Koski strode down the length of the bar.

The group around moved aside to let the Harbor Precinct man pass, shouldered in behind him as he came close to the cocky man with the shaven skull.

Koski kept his voice casual: “Full of fizz and vinegar tonight, aren’t you, bud?”

Buzz stuck out his jaw; fumbled for an empty beer glass on the bar. “I’m mindin’ my own business and buyin’ a few drinks for my pals, and I don’t want no trouble from any bulldozin’ ftatfoot! Hear?”

“Spendin’ free and easy, aren’t you?” Koski cut in. “Hit the jackpot, somewhere?”

Buzz’s right hand dug into the pocket of his soiled ducks, came up with a thick roll. “My own dough! You any right to tell me how to spend it?”

“Depends on how you got it.” Koski watched the beer glass dangling at the edge of the bar. He spoke mildly to Francy, over the shoulders of Buzz’s companions. “I’ll try some of that pinch bottle.”

Buzz stuck out his lower lip. His eyebrows, rust-colored and unshaven, met scowling above the bridge of a flattened nose. “I don’t earn my jack stickin’ my snoot into other folks’ business, like some mugs aroun’ here!”

Koski grabbed the man’s Melton jacket at the top button. He was in too close to use his gun. He didn’t like to go for his automatic unless it was necessary. It didn’t seem necessary at the moment.

He jerked Buzz toward him, crowding him against the bar. “Where do you work, Buster?”

Buzz was caught with his right hand stuffing the money back in his pants. His left elbow was jammed against the bar. He wrenched around, to free it.

“I’m an engineer. Leggo!”

“What ship?” Koski ignored the angry undercurrent of mutterings behind him.

“No ship. Ain’t workin’ now.” Buzz got his right fist free, swung it.

Koski blocked the blow with his elbow. “Just paid off tonight, hah? Where was your last job? Aboard the Sear Pup?”

Buzz snarled: “I never hear of no yacht with that name. You show me any yacht with that name around the Island, I’ll buy you enough Scotch to swim in!” He levered his left arm loose, smashed the beer glass on the bar.

Francy yelled: “Stow that stuff, Buzz!” He banged the pinchbottle in front of Koski.

Buzz jabbed the jagged glass at Koski’s eyes.

The Harbor Squad man swept the whisky bottle off the bar with his right hand, sent it flying. It caught Buzz in the teeth, threw him off balance for a second. Koski seized the engineer’s left wrist, stooping, pivoting!

The wrist came up over his shoulder. So did Buzz, slashing downward in midair with the deadly glass.

Lancing pain bit into Koski’s forearm as Buzz did a no-hands cartwheel up over the bar into the bottles ranged against the mirror.

Before Buzz fell on his head in a mess of busted glass, Koski was going up and over in a one-hand vault.

He landed heavily on Buzz. The engineer was out cold. He lay with his mouth open, his eyes glazed.

Koski wound his fingers in the other’s collar. “Anybody wants a helping of the same potatoes — I’ll meet him up at the end of the bar.” He dragged Buzz along past Francy who kept hollering:

“Who’ll pay for the damage? Who’ll pay the damage?”

Koski bent, felt in Buzz’s pockets.

“Here.” He peeled two twenties off the fat roll. “Take your breakage out of this. He’ll need the rest for cigarette money, where he’s going.”
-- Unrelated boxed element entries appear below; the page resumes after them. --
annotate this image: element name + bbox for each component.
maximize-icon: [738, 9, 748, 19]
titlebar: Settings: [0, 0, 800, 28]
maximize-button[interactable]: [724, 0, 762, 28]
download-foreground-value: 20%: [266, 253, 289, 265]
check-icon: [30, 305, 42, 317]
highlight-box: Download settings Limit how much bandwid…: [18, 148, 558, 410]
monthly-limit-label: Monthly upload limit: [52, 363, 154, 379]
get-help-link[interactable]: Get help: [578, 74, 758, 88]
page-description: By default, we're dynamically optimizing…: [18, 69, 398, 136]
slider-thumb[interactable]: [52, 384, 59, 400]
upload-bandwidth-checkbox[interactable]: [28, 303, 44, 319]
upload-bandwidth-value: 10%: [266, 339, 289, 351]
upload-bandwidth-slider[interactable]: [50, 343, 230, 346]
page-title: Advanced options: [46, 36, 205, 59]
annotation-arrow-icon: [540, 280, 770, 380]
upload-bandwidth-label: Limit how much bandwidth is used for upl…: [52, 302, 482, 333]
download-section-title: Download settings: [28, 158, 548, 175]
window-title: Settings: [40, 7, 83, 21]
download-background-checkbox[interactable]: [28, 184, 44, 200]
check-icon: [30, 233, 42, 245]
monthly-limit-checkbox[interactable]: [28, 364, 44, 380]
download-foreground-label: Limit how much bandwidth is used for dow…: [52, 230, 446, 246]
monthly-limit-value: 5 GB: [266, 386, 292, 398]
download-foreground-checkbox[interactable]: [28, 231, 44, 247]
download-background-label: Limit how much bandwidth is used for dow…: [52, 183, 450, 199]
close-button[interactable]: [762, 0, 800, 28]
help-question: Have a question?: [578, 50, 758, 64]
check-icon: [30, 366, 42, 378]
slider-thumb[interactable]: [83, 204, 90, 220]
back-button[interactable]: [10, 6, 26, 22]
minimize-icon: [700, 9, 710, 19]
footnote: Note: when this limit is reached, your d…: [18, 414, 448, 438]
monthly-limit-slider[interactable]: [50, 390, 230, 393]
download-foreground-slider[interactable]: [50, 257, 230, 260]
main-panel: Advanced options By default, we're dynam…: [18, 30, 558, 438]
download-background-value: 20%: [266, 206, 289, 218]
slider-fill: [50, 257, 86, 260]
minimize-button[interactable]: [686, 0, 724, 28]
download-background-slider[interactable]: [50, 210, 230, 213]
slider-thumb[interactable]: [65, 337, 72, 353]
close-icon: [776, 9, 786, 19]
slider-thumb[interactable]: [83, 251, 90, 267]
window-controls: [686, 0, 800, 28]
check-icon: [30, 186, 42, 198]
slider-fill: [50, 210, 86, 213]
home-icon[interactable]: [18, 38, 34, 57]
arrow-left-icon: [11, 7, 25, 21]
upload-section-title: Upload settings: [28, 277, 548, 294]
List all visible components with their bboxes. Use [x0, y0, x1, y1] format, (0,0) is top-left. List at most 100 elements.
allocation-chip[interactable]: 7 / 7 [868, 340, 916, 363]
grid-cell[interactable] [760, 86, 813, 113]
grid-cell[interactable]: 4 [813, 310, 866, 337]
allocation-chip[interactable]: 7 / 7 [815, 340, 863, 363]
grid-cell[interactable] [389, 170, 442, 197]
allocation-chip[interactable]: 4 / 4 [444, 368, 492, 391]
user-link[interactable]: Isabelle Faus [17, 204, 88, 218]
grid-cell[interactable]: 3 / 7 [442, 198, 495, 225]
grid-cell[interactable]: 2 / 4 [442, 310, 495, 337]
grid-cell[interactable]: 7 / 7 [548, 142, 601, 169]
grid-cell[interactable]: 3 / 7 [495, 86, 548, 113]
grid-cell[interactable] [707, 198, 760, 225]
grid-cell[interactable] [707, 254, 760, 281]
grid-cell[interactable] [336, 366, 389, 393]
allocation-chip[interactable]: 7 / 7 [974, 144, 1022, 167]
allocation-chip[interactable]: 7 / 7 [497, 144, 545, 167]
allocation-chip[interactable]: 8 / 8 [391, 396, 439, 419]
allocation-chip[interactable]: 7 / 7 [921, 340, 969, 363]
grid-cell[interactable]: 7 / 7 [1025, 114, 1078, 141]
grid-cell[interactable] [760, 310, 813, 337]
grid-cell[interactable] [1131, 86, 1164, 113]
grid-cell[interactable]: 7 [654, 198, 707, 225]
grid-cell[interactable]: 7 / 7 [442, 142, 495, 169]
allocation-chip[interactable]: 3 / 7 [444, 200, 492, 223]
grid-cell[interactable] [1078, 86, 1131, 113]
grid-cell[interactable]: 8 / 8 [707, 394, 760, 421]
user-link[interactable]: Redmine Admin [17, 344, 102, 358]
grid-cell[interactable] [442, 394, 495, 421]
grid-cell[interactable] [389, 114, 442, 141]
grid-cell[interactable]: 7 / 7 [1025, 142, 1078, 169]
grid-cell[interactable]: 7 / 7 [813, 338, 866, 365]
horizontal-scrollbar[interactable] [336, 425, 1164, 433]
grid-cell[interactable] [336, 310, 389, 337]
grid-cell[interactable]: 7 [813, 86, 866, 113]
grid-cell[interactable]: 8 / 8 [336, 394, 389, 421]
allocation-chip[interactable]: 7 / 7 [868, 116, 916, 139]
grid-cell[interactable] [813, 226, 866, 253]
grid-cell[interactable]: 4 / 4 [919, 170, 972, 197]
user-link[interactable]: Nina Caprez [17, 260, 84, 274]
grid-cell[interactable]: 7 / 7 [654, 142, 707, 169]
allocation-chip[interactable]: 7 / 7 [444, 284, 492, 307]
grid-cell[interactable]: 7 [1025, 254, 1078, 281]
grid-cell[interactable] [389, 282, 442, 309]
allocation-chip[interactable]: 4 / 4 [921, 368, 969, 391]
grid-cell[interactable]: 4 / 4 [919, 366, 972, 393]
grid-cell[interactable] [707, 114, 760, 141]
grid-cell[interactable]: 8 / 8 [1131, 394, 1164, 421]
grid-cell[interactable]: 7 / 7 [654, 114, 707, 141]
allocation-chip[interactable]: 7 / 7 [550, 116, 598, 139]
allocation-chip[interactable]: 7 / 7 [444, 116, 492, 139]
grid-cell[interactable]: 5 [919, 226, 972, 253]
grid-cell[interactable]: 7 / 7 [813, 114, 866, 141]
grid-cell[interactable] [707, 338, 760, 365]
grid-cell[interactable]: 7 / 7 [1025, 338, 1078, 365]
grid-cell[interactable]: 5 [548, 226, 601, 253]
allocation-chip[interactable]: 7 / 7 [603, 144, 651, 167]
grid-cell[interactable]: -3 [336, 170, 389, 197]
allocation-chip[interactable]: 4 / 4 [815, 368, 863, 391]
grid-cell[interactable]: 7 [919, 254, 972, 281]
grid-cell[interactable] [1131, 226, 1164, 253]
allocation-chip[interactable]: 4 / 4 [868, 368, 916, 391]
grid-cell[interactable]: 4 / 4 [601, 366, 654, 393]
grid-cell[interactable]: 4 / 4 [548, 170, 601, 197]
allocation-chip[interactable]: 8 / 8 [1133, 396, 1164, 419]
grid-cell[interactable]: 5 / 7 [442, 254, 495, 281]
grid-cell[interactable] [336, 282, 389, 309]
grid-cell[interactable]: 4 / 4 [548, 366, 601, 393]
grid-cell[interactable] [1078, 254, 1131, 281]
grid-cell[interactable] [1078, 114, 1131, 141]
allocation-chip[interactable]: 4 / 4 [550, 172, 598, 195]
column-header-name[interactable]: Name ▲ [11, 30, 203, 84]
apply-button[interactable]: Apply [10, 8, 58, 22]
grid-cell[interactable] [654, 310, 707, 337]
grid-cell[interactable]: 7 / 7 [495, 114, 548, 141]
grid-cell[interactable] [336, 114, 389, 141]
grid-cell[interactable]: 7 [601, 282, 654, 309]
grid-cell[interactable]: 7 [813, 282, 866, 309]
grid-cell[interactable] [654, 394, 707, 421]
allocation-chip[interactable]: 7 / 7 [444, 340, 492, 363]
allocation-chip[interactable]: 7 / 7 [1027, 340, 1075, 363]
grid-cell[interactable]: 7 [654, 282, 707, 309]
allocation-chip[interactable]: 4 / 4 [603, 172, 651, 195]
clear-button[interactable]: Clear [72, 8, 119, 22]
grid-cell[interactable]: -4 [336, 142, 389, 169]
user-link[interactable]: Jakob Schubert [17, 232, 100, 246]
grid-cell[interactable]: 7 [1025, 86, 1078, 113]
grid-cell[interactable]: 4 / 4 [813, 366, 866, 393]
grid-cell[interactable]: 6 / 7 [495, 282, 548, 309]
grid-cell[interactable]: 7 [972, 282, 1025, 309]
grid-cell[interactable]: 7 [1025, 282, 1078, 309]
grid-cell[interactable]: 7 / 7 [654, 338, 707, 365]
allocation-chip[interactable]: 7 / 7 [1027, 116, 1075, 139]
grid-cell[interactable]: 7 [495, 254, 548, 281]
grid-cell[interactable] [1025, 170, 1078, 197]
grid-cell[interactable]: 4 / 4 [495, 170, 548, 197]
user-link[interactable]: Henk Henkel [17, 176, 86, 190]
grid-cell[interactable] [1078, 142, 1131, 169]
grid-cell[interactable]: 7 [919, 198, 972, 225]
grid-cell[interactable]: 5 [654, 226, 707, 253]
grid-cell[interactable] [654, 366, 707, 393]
When Koski got his prisoner back to the Vigilant, Sergeant Mulcahey was working in the cockpit. Mulcahey called: “Love of cheeses, what you got there, Steve?”

Koski clumped down to the float. “Buzzsaw with a few teeth missing.” He dumped the unconscious engineer off his shoulder to the coaming. “Maybe we can get him to humming again if we work him over a little.”

The sergeant laid Buzz on the engine hatch. “Are you sure it would not be better if a medico did the work? This guy looks in very poor shape.”